Administracja podatkowa ma funkcjonować jak korporacja. Zgodnie z założeniami Ministerstwa Finansów docelowy model powstanie w 2014 r.
Organem podatkowym I instancji mają być dyrektorzy izb skarbowych (dziś – naczelnicy urzędów skarbowych), a organem II instancji – wydziały odwoławcze, które zostaną utworzone w izbach skarbowych.
W nowej strukturze organizacyjnej mają także powstać delegatury izb skarbowych na szczeblu lokalnym, które będą miały uprawnienia do załatwiania niektórych spraw w imieniu dyrektora izby skarbowej. Także podatnicy w drobnych sprawach będą mogli wybrać dyrektora IS, u którego tę sprawę będą chcieli załatwić – bez względu na siedzibę firmy lub miejsce zamieszkania. Szkopuł w tym, że autorzy koncepcji reformy nie sprecyzowali, jakie drobne sprawy mają na myśli, np. czy chodzi im o zapłatę podatku, rozliczenie drobnych umów pożyczki czy darowizny, zapłatę podatku od czynności cywilnoprawnych przy kupnie używanego samochodu.

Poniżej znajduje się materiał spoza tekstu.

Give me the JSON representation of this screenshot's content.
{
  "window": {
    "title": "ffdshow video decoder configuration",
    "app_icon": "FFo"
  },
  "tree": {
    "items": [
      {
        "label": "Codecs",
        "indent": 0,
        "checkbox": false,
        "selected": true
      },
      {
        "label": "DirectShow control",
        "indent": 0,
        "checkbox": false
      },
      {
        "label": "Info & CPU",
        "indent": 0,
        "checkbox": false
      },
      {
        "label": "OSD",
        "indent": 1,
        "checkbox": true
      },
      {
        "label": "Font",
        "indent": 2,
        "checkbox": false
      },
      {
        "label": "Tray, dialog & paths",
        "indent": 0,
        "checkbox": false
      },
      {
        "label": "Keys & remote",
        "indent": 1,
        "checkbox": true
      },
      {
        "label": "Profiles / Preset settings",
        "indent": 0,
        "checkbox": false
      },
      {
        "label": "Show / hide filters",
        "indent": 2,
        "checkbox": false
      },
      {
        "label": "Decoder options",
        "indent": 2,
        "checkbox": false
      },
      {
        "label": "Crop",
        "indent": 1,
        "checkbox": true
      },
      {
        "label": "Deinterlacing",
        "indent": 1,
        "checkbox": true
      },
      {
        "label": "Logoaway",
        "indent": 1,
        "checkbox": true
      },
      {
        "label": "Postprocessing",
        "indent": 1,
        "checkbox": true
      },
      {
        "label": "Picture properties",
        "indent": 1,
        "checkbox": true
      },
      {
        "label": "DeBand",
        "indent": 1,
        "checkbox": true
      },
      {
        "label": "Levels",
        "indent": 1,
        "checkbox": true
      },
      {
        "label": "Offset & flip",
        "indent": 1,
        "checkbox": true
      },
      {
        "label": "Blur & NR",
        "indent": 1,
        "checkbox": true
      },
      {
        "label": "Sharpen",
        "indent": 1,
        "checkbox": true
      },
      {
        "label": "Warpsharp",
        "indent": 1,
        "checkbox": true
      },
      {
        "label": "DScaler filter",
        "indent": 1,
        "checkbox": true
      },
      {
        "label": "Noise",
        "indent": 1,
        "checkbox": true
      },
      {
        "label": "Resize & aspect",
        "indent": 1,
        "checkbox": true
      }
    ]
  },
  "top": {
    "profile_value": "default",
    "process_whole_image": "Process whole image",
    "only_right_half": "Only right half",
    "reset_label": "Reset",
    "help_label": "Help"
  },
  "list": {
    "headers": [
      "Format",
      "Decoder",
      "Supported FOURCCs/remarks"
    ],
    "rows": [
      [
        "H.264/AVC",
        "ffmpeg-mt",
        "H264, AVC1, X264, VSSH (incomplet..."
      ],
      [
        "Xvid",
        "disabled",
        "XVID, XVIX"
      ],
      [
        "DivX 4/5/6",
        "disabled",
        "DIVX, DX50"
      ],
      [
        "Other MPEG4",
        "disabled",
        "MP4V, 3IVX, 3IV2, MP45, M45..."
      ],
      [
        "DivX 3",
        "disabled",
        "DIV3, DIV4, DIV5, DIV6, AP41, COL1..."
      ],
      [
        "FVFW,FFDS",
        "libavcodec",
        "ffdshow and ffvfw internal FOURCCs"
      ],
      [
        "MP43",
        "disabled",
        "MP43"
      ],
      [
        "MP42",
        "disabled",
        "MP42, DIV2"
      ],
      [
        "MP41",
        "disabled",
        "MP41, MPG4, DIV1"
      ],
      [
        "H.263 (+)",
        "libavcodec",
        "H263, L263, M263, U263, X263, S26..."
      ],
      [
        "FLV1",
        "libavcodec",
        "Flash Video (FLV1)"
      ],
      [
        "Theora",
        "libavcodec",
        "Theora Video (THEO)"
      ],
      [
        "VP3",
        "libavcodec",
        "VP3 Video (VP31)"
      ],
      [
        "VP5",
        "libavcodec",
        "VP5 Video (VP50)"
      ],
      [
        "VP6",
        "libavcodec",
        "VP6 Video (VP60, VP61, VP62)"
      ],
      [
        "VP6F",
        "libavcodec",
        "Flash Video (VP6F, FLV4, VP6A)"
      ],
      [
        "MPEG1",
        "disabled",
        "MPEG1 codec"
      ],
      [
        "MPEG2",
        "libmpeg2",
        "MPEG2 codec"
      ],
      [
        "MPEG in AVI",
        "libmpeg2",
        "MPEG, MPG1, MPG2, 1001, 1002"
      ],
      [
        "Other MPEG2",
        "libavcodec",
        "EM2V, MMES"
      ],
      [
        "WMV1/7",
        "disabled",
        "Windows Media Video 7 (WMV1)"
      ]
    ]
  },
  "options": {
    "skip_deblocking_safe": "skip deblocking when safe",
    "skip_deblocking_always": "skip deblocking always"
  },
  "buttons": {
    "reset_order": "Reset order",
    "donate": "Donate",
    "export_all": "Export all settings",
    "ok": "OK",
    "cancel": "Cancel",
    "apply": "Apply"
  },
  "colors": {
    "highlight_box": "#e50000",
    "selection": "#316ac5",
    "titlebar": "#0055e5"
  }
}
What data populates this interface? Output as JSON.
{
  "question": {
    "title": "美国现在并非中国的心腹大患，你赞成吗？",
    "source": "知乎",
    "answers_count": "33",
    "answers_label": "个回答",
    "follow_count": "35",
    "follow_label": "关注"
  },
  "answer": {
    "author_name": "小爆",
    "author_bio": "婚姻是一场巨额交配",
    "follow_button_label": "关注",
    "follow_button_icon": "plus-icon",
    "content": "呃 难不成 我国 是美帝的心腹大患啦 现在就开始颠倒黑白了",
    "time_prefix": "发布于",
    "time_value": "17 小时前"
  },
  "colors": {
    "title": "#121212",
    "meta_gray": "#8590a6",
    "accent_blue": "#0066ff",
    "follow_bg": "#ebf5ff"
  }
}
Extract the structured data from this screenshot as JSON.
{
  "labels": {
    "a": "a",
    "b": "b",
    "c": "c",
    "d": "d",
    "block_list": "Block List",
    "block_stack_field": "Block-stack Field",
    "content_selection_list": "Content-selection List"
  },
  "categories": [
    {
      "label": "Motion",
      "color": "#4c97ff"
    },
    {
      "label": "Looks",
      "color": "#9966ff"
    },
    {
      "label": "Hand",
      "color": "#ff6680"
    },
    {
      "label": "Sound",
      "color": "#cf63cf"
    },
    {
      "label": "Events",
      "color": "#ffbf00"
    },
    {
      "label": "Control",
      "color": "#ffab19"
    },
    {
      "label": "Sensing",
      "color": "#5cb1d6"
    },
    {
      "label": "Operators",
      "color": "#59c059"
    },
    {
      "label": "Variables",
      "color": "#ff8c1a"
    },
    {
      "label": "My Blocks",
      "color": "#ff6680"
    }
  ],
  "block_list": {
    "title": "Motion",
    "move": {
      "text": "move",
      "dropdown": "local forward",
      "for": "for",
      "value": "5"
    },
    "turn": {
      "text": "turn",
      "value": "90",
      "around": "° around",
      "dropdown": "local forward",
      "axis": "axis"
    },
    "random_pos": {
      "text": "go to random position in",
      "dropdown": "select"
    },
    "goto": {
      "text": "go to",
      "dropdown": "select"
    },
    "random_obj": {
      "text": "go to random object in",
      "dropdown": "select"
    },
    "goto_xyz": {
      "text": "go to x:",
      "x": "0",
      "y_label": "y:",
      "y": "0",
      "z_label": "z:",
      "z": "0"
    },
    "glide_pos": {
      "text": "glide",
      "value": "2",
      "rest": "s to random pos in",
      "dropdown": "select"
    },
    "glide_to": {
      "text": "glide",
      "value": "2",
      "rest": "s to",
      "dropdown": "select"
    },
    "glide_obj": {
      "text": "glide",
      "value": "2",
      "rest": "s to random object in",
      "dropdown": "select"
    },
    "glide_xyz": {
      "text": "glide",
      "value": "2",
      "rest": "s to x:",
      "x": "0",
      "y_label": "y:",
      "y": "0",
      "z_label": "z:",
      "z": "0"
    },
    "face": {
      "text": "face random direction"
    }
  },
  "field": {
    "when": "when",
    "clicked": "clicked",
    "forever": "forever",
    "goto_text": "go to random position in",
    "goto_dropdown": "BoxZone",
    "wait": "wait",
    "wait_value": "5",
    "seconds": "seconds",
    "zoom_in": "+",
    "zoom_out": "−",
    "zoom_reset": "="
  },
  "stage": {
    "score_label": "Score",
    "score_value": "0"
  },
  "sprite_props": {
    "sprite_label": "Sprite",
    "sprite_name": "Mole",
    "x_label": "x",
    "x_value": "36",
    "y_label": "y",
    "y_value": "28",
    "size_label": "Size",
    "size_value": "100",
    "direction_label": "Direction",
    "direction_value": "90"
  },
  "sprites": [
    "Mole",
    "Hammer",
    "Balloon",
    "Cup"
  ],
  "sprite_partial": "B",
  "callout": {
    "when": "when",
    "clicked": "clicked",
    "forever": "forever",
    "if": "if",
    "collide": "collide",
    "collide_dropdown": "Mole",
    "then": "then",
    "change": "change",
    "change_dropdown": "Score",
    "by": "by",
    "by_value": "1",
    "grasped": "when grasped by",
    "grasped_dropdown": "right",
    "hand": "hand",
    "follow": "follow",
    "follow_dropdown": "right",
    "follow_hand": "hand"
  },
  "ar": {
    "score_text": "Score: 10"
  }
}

Centralizacja oznacza także powołanie centrum rozliczeń, które stanie się centrum usług finansowo-księgowych dla całej administracji podatkowej, dzięki czemu Ministerstwo Finansów będzie mogło zlikwidować wydziały zajmujące się księgowością podatkową w urzędach skarbowych.
Pełna automatyka
Reforma ma przenieść liczone w miliardach złotych oszczędności. Nie wiadomo jednak, ile będzie kosztowało jej wdrożenie.